1  1 Unze Kupfermünze Bitcoin Waage | Kettner Ede...   
2                          Bitcoin - Financial Times   
3  BlackRock closes in on crown of world's larges...   
4  Bitcoin's halving makes its future pay-to-play...   

                                                link  
0  //duckduckgo.com/l/?uddg=https%3A%2F%2Fduckduc...  
1  //duckduckgo.com/l/?uddg=https%3A%2F%2Fduckduc...  
2  //duckduckgo.com/l/?uddg=https%3A%2F%2Fwww.ft....  
3  //duckduckgo.com/l/?uddg=https%3A%2F%2Fwww.ft....  
4  //duckduckgo.com/l/?uddg=https%3A%2F%2Fwww.ft....  
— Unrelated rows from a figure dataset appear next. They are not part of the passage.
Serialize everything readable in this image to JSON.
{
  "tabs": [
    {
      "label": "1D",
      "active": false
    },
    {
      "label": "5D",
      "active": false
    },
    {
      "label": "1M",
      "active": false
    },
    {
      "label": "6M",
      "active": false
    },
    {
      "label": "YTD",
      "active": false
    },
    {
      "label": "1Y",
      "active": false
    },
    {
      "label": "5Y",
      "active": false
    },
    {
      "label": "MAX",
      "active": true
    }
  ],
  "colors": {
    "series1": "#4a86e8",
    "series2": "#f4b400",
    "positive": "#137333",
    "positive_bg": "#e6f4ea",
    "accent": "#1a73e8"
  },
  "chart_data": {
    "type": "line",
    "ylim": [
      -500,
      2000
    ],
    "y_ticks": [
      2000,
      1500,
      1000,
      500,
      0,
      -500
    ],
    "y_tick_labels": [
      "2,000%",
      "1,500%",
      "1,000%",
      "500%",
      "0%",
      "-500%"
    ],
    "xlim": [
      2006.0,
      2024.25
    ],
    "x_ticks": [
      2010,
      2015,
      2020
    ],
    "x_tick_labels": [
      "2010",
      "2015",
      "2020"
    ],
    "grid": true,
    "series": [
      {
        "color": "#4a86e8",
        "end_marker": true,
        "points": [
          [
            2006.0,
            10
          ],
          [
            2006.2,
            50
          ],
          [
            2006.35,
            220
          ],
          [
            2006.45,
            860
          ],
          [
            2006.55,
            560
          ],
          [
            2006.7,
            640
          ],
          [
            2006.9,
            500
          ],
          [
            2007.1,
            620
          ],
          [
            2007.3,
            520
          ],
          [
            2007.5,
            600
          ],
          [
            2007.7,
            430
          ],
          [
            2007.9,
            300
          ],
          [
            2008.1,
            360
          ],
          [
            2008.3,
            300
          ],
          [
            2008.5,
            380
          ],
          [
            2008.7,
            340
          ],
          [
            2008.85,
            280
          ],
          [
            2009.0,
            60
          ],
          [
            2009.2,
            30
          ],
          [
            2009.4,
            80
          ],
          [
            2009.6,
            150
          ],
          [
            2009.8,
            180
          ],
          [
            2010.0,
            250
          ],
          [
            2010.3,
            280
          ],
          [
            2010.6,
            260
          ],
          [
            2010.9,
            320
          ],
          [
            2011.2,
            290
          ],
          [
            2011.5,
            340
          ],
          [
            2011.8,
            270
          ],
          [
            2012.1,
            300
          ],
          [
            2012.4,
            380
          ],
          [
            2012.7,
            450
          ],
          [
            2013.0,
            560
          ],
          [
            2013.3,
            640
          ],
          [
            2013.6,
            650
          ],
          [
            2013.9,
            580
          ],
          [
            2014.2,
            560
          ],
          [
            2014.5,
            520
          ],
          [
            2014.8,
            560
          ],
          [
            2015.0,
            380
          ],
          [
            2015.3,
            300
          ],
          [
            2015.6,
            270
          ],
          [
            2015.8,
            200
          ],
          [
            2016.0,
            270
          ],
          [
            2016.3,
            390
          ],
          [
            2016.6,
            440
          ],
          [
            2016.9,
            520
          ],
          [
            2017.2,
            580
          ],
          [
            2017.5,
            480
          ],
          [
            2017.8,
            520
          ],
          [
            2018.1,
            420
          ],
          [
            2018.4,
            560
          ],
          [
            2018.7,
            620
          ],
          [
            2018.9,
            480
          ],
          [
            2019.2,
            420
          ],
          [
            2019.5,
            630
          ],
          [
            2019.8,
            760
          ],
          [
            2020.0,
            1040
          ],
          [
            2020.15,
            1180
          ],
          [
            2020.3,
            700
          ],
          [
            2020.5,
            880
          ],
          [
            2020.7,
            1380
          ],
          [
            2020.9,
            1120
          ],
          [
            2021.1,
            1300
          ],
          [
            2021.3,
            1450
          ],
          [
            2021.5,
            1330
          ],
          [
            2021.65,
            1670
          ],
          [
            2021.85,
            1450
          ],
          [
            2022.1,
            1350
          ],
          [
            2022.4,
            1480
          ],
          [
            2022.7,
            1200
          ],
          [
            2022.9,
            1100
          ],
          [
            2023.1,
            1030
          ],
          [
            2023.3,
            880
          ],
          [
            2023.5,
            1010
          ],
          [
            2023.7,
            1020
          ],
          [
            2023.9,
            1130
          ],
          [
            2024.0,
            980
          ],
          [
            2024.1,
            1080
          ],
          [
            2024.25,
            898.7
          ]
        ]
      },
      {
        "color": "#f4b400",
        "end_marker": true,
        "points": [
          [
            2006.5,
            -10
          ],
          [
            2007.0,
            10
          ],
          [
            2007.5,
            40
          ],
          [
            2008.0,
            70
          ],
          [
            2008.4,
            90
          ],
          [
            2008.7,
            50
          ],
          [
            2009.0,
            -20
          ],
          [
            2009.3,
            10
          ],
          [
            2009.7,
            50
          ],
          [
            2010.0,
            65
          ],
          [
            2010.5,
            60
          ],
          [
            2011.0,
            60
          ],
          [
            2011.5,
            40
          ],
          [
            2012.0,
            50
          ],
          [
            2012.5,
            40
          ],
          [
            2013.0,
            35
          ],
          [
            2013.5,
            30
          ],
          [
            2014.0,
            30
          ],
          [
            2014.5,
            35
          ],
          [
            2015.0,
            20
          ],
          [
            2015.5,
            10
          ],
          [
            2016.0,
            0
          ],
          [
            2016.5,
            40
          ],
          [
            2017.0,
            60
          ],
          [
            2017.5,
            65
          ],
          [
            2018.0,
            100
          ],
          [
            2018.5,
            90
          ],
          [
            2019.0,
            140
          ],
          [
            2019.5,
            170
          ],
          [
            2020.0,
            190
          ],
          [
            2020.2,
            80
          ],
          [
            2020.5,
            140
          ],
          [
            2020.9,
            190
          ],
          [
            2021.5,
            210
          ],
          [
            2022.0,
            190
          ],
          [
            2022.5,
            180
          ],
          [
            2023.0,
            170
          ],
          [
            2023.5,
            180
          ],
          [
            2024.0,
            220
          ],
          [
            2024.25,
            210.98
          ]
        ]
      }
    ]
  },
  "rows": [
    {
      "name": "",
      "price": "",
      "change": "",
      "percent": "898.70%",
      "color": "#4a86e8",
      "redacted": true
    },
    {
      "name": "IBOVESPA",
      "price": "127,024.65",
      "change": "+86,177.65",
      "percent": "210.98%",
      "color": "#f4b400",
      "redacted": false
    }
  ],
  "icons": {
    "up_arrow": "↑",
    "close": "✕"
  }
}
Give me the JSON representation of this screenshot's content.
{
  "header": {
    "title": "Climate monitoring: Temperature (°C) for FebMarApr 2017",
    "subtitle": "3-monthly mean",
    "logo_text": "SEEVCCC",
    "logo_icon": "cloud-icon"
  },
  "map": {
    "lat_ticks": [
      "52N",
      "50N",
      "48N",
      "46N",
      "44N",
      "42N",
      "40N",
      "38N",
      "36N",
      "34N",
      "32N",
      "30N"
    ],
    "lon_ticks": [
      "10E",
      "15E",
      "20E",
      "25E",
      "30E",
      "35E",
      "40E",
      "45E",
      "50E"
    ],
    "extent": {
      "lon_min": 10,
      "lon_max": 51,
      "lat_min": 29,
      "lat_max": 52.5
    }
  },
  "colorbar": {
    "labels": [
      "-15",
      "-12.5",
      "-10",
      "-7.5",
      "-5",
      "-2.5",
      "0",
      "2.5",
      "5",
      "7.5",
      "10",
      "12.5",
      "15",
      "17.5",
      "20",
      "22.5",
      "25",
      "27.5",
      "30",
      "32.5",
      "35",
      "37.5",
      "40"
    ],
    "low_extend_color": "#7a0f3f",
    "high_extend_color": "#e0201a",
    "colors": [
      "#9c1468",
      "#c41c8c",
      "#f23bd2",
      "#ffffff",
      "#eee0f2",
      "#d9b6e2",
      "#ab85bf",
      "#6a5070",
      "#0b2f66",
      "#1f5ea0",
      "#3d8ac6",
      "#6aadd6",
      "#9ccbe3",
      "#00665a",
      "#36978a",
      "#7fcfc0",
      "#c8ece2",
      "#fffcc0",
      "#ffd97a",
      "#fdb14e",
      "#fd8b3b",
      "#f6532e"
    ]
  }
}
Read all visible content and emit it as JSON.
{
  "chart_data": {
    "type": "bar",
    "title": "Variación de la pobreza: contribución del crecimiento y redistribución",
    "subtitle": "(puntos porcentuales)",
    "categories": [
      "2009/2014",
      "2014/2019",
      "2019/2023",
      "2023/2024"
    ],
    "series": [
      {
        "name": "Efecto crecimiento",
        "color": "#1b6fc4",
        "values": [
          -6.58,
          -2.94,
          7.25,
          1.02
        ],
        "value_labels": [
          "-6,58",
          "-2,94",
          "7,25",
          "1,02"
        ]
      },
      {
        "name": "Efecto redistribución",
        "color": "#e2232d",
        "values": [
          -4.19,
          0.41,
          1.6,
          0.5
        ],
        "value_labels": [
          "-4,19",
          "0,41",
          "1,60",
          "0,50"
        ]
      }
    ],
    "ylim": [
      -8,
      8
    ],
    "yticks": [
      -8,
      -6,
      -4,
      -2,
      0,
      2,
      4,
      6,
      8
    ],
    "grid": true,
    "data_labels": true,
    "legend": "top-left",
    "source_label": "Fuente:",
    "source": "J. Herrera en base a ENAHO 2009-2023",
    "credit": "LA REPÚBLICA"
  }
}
#NOTE -  - What are headers?
Headers are extra info you send with your request to the website.

The User-Agent tells the site who is visiting — usually a web browser like Chrome or Firefox.

Without this, the site might know it’s a bot (not a human) and block you.
So we're pretending to be a regular browser by saying:

“Hi, I’m a normal human using Mozilla/Chrome!”

🛡️ Why it's important: Helps avoid blocks or errors from sites that dislike bots.

❓ What is BeautifulSoup doing?
Think of BeautifulSoup like a smart highlighter. It takes the messy HTML code of a webpage and helps you pick out the parts you want.

soup = BeautifulSoup(...)
→ Turns the raw HTML from the page into a searchable format.

soup.find_all("a", class_="result__a")
→ Looks for all <a> tags (which are links), with the class "result__a", which DuckDuckGo uses for search result titles.

Basically, you’re saying:

“Show me all the links that are search results.”

Then we loop through those links and pull out the title and URL.